彼女がまたアイスを掬って自分の口へ運んでいる。彼女は直哉が一口食べてくれただけで満足したようで、先の動きを繰り返しアイスを減らしていっている。そのうち直哉がじっと彼女を見つめていることに気付いた。
「直哉様? どうされました?」
彼女がアイスを掬って口に含む。
「やっぱこっちのがええわ」
すかさず直哉が彼女の唇を奪う。

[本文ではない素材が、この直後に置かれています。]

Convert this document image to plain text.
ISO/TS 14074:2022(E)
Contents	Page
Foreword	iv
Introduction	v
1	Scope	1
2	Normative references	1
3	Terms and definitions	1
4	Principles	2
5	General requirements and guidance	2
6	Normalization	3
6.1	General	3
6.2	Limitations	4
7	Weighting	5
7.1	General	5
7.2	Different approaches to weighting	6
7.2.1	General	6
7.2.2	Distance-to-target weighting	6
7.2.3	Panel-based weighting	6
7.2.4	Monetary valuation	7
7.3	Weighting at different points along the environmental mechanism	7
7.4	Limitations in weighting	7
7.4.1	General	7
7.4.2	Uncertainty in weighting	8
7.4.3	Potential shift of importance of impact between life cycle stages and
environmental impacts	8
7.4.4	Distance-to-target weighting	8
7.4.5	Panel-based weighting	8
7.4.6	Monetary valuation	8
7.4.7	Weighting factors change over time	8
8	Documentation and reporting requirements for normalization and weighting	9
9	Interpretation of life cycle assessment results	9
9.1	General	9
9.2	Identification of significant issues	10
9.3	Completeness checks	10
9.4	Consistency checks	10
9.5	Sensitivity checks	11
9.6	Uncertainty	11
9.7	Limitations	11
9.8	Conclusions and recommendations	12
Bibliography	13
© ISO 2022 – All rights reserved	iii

直哉の舌で容易く割り開かれた唇は冷たいアイスの上に熱い直哉の舌を受け入れる。直哉は彼女の舌を中心になぞり、吸い、甘噛みして、アイスの味などとうにしなくなってから離れていった。
「美味いやん」
「ん……はぁ。今のでは、アイスの味などわからないではないですか」
「せやな、もっとうまそうなもん見つけたし」
直哉は今度は彼女の後頭部をきっちりと押さえ込んでまた深い口づけを落とす。今度は口腔全体を、歯列を上顎をなぞり弄びながら自分が捕食者であるとわからせるように彼女の口内を荒らしていく。そして彼女をそのままソファに押し倒した。
「な、直哉様! アイスが溶けてしまいます!」
「アイスならぎょうさん買うたやろ。あれで足りひんならまた買いに行ってもええし誰かに行かせてもええし」
「限定品ですよ」
「ほんなら取り寄せたる」
「こんなところで禪院の力使わないでください!」
彼女はなんとか直哉を押し返そうとするもそれは形ばかりでとても抵抗と呼べるものにはなっていない。それは元々の力がそうであるからとも言えるし、彼女は直哉の全てに逆らえないからとも言える。
「これから暑なるで」
直哉はニィと口角をあげて彼女の首元に顔を埋めた。